Greasemonkey. This lets you install small snippets of Javascript to modify webpages on a given domain. Every now and then, it’s the only way to solve some obnoxious irritation with a site. Kind of a heavier-weight solution than Stylus.
Instance Assistant for Lemmy and Kbin. Provides a button to go to a given post on a remote Lemmy/Kbin instance on your own home instance. Helps work around the fact that the Threadiverse has no syntax to link in a home-instance-agnostic-way to a given post, the way it does a community (!community@instance), so links-to-a-post in someone’s comment will typically take you off your home instance. I don’t know how it does the mapping under the covers, but it’s more-sophisticated than just rewriting the domain name, as there’s no static, cross-host path to identify a post with Lemmy’s pathnames. I don’t really know why Lemmy doesn’t use paths of the form “https://lemmy.today/post/lemmy.world/1234” instead of “https://lemmy.today/post/127324”, which I would think would help address this problem…

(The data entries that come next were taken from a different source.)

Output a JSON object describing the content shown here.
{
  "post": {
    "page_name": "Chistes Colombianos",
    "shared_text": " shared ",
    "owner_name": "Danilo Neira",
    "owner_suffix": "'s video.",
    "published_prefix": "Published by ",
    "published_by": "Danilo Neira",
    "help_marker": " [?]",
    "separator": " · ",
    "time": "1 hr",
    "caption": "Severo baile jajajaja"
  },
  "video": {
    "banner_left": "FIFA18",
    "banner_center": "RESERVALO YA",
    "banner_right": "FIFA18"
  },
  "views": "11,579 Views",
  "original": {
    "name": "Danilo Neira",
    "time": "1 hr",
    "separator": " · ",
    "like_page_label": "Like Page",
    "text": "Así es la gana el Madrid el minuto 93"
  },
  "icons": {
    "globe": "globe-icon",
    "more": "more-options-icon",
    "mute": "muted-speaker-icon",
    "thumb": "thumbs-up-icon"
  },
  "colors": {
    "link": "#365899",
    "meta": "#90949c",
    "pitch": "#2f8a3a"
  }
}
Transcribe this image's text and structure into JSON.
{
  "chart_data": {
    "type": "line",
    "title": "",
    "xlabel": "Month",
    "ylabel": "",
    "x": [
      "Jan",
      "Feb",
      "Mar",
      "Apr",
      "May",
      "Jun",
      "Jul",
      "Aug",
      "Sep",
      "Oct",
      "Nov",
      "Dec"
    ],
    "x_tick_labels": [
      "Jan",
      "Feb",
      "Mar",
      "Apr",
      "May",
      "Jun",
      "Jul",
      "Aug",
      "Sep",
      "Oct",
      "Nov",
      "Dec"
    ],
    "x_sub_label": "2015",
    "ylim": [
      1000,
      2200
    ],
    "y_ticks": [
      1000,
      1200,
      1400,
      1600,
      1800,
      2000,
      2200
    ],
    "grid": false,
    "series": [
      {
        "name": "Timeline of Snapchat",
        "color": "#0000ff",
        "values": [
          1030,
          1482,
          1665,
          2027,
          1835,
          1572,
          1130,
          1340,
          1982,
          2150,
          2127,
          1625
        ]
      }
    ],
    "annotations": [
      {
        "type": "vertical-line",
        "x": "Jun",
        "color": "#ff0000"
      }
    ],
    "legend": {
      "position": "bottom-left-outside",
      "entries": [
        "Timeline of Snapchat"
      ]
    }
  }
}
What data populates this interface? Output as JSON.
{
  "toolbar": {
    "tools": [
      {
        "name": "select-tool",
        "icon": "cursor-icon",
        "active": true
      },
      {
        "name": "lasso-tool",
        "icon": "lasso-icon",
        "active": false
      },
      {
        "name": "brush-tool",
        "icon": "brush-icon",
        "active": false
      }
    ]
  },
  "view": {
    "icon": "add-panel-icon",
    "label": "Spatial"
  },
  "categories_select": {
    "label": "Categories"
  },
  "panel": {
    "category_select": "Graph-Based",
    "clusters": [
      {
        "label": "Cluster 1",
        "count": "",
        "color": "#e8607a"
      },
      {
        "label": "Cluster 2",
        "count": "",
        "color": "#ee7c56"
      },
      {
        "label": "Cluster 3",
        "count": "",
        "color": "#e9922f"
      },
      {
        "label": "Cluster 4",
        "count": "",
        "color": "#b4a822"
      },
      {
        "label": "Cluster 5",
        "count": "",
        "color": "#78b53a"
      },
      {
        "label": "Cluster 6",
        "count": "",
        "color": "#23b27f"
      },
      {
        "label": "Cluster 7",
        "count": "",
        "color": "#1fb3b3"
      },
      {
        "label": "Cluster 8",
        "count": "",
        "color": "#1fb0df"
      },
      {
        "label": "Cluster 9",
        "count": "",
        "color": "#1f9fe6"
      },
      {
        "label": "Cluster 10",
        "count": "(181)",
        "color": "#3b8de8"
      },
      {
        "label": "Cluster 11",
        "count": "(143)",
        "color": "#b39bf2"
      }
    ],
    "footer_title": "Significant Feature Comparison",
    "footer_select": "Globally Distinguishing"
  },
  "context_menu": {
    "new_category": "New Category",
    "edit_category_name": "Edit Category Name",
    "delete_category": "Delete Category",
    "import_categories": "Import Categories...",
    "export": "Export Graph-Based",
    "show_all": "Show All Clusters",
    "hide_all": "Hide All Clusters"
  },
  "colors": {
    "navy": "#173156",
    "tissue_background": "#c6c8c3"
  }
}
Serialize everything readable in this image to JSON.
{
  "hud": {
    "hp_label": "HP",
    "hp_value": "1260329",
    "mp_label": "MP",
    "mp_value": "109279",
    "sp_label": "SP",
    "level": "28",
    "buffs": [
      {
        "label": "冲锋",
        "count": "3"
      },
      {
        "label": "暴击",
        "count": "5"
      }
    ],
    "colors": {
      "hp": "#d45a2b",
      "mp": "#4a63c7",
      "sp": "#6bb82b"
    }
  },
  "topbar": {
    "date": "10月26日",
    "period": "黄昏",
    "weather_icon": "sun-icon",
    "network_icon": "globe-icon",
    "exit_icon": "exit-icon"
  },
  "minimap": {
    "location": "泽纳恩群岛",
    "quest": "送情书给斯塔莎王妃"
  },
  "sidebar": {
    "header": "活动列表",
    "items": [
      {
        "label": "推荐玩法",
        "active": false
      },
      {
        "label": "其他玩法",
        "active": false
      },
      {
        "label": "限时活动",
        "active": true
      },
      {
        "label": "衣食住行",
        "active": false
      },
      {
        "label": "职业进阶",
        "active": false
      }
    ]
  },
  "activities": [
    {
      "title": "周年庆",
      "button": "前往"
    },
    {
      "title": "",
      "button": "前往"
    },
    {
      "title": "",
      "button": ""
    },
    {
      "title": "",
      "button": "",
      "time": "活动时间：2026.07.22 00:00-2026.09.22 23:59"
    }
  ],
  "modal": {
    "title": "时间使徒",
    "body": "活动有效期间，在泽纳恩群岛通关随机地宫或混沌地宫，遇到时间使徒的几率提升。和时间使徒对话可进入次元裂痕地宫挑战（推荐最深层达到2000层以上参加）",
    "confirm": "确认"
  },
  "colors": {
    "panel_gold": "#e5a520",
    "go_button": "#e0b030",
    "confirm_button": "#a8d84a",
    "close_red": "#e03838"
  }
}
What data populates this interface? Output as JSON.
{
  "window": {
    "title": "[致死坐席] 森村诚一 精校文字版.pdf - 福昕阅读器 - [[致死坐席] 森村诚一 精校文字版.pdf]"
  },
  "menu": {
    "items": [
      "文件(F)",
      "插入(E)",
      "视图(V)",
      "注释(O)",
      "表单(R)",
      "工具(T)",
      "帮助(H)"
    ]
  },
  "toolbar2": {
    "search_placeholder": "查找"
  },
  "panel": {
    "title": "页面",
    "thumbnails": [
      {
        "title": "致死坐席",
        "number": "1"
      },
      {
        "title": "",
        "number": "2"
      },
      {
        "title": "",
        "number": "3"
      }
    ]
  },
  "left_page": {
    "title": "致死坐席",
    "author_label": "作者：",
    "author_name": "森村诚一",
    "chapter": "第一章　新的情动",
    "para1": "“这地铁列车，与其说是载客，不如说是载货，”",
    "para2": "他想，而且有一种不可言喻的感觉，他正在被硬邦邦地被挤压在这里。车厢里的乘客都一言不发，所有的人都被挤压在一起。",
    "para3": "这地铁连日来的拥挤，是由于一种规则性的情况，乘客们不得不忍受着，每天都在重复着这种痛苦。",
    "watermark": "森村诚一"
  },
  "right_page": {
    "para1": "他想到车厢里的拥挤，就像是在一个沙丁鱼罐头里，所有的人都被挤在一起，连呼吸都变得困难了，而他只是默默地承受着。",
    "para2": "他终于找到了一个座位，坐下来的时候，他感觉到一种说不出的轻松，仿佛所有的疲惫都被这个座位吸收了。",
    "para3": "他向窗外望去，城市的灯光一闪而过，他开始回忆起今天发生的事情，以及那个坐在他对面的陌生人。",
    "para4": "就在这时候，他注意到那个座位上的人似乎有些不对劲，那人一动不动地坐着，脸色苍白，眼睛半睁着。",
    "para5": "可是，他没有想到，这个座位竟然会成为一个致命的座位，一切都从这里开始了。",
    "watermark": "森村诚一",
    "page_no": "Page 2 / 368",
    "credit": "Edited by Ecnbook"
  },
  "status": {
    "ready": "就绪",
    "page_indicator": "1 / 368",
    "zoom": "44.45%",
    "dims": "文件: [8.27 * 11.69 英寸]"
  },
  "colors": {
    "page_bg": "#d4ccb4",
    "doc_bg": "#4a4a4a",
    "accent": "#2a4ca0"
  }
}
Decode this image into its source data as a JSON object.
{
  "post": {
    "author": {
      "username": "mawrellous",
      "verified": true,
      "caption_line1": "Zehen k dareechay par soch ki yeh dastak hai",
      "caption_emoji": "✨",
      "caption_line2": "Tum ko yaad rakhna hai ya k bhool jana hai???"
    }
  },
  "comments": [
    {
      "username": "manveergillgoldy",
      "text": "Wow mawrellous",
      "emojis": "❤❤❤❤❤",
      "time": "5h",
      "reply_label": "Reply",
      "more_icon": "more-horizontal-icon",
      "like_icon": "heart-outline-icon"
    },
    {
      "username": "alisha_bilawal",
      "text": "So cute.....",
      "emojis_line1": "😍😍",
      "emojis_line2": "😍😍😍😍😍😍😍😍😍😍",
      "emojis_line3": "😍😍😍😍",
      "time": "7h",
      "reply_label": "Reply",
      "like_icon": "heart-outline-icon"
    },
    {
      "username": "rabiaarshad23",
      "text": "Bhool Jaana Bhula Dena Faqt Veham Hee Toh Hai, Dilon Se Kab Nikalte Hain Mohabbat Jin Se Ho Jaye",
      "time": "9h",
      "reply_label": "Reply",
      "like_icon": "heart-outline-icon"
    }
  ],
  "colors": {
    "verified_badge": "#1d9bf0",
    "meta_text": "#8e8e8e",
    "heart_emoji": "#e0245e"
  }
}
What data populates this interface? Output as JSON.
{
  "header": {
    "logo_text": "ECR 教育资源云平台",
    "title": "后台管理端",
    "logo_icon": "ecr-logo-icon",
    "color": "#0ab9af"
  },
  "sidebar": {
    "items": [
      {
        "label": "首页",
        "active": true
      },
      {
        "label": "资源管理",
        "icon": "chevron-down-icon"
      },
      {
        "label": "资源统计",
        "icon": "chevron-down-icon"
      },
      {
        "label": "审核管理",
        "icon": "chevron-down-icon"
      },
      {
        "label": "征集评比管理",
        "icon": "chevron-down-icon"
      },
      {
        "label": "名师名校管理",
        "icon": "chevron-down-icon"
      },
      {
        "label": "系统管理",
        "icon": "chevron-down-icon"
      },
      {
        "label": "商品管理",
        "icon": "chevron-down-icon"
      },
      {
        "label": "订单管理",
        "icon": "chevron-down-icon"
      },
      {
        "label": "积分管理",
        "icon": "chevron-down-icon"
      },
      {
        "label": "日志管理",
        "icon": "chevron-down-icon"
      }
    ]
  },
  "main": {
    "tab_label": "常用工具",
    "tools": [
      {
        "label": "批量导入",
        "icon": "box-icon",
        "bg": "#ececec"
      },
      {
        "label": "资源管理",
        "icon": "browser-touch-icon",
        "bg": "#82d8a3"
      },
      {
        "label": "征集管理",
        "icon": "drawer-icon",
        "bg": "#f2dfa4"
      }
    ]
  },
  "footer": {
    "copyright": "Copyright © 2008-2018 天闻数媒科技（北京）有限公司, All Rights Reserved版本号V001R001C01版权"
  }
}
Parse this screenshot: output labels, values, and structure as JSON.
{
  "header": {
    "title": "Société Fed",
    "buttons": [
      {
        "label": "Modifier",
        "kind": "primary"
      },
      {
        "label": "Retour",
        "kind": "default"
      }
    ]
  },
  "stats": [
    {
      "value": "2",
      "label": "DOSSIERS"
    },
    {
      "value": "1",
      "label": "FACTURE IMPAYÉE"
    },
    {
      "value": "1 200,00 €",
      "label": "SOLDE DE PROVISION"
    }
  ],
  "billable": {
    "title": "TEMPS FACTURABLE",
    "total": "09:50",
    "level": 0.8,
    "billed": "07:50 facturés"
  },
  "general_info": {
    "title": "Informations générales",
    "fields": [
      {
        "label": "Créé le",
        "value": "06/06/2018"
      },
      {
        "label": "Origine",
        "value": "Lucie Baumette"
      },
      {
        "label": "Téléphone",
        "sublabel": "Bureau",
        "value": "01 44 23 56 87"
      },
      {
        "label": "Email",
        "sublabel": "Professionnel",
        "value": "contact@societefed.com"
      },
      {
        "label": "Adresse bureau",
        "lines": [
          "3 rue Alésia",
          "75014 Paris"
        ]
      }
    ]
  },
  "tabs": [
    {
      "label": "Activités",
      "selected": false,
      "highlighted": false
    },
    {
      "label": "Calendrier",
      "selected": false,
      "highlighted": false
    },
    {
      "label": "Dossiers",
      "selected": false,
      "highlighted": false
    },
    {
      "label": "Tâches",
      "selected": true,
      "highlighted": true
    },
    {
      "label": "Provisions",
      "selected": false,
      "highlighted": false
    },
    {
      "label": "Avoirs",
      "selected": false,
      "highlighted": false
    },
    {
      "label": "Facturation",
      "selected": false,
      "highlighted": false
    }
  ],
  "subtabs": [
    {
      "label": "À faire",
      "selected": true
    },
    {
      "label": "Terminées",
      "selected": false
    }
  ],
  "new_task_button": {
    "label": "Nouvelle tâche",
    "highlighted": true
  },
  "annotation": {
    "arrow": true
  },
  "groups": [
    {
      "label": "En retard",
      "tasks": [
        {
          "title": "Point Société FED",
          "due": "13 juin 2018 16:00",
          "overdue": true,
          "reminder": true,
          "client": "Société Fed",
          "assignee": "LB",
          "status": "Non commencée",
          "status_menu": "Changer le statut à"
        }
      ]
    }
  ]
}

NoScript. While this isn’t something that I would recommend browsing on-by-default-for-all-domains in 2025 — many years back, when Javascript was less common, it was — I have found that it does a nice job of letting you put the kibosh on some obnoxious features on some webpages that do things like have auto-playing videos pop up, something that “TV station websites” love doing, and otherwise stopping some CPU-hogging pages that you still want to view from doing their CPU-hogging thing.
Vimium C. Provides for keyboard-driven operation, rather than needing to browse with the mouse.
Great list! But why C and not just Vimium, which was more recently updated?
Neither has seen a release in about a year. I believe that at the time I made the call, it was after reading a discussion on Reddit among people who had used them and that Vimium C had better performance than Vimium. I did not spend a lot of time testing each.
https://old.reddit.com/r/Vimium/comments/18v9bnh/what_are_the_advantages_of_vimium_over_vimium_c/
Pretty sure that this wasn’t it, but it does have some discussion.
My own use is pretty basic, as I only use the search and link-following functions.